Overall, the Kone XTD is an outstanding mouse that leaving very little to complain about. It would nose out the Logitech G500s for the coveted title of top mouse if it weren’t significantly more expensive.
- Best-feeling mouse of the bunch
- Customization options are nigh on overwhelming
- So much customization, in fact, that for novice users it is overwhelming
- Requires Roccat keyboard for its fullest functionality
A pile of customization, and communication with Roccat keyboards, set this incredible, ergonomic mouse apart from its competition in this roundup.
Rating: 4.5 stars
SteelSeries makes some great mice, but the Sensei isn’t one of them, due to an odd mix of inadequacies and overkill.
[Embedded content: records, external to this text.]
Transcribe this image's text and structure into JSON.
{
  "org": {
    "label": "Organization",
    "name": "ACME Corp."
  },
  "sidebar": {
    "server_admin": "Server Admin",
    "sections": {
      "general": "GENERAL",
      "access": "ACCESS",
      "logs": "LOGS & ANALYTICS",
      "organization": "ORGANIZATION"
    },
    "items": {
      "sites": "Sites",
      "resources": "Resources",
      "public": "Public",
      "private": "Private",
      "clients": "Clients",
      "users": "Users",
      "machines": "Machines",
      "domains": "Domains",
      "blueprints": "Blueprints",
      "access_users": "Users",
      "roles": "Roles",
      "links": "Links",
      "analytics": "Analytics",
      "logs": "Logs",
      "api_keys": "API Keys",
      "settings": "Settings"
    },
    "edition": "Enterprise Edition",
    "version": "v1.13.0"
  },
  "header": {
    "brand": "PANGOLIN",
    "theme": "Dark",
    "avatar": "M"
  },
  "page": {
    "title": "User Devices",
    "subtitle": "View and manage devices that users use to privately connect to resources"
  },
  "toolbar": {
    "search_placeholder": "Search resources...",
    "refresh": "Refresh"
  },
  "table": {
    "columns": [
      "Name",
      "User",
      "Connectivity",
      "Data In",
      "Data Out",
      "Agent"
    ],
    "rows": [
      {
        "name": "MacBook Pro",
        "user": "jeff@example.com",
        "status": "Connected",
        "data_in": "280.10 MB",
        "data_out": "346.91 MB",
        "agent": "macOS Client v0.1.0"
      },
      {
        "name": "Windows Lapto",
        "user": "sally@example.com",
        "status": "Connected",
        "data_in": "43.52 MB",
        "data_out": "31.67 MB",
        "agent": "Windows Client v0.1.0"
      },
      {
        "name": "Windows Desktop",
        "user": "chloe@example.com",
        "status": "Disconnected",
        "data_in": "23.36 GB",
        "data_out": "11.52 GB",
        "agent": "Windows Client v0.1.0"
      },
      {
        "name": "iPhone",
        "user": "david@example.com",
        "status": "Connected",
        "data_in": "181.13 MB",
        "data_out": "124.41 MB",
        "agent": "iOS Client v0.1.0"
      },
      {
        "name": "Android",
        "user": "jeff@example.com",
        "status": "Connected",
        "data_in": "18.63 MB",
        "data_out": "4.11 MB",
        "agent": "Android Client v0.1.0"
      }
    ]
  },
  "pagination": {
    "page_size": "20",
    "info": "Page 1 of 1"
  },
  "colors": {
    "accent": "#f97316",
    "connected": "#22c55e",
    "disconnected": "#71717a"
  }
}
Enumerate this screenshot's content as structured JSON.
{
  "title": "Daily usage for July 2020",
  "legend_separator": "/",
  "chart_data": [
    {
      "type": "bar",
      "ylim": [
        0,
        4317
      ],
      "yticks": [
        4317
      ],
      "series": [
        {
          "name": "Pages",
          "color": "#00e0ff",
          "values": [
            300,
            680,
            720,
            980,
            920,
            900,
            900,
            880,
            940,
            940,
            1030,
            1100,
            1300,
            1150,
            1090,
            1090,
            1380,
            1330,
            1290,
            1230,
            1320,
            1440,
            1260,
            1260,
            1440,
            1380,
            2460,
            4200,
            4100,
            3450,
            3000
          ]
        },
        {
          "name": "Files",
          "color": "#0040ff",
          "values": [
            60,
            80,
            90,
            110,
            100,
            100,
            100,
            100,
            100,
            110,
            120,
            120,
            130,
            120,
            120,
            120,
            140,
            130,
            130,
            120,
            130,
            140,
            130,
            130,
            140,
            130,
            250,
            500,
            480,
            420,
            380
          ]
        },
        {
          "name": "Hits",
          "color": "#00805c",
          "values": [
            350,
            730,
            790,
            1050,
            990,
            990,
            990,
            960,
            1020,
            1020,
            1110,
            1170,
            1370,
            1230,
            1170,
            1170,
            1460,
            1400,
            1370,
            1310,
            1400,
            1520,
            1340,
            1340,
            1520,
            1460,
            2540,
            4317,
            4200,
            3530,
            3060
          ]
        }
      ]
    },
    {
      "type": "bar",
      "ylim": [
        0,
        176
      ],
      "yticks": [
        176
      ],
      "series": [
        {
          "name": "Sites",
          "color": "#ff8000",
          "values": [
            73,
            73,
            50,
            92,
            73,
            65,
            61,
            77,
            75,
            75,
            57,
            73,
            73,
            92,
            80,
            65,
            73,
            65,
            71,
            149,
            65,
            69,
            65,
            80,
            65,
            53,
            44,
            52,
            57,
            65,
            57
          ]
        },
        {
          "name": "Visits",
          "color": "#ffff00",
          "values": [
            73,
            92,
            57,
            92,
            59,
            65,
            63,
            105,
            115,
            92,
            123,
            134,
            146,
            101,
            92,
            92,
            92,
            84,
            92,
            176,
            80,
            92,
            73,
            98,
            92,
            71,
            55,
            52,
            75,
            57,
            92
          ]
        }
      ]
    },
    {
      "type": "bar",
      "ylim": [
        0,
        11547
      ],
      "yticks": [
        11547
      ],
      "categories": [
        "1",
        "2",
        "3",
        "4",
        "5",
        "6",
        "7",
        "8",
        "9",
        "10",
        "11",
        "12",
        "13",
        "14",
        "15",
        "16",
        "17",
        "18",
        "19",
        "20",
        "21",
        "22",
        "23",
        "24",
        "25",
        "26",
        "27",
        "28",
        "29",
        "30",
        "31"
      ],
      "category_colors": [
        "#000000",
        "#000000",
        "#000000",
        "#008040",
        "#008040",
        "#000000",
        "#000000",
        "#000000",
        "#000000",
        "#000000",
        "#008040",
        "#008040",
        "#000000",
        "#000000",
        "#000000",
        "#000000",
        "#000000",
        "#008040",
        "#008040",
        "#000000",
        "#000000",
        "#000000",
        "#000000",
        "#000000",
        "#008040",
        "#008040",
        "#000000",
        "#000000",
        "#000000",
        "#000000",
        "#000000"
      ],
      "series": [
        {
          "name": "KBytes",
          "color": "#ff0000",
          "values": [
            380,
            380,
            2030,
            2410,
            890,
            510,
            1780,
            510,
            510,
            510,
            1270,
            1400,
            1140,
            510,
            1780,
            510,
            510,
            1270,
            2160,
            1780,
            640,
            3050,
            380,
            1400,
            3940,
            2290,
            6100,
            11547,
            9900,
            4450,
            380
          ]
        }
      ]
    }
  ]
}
A unique feature of the Sensei among the mice in this roundup is the LCD menu located on the mouse’s underside. That menu lets you customize the mouse locally, without turning to the PC-based control interface. You can even add your own banner to the LCD—via the control interface, though (because the LCD is underneath the mouse) no one will see it. The software interface lets you customize the mouse’s color LEDs independently, but otherwise it doesn’t offer much in the way of personality.
The Sensei gives you only two dpi-on-the-fly settings (which it refers to as CPI): one up to 5700, and the other between 5701 and a whopping 11,400. It’s unlikely that anyone could control such a sensitive mouse, much less find any use for doing so.
The SteelSeries Sensei is one smart mouse. Armed with a 32-bit ARM processor, it can record ridiculously long macros—but you’re unlikely to play any game that needs them. Macros of the length supported here are suitable for fighting games like Mortal Kombat and Street Fighter X Tekken; but in almost every case, such games work better with gamepads than with mice. We can almost see using lengthy macros in a massively multiplayer online game, but if you’re that into MMOs, you might as well choose something like the SteelSeries World of Warcraft MMO mouse.
Then there’s the issue of comfort. The Sensei isn’t textured, and it’s too low-slung to suit players who use their full palm on the mouse surface. Fingertip mousers might be able to forgive its design, and it’s one of the few ambidextrous gaming mice around; but compared to the other mice in the roundup, the Sensei comes up short—literally.
- Among the most intelligent mice around
- Very powerful customization options
- Not comfortable enough for long, or even short, play sessions
- Its coolest feature, a customizable LCD banner, is on the bottom of the mouse
The Sensei has a nice design and is very customizable, but it's too small to be comfortable for extended play.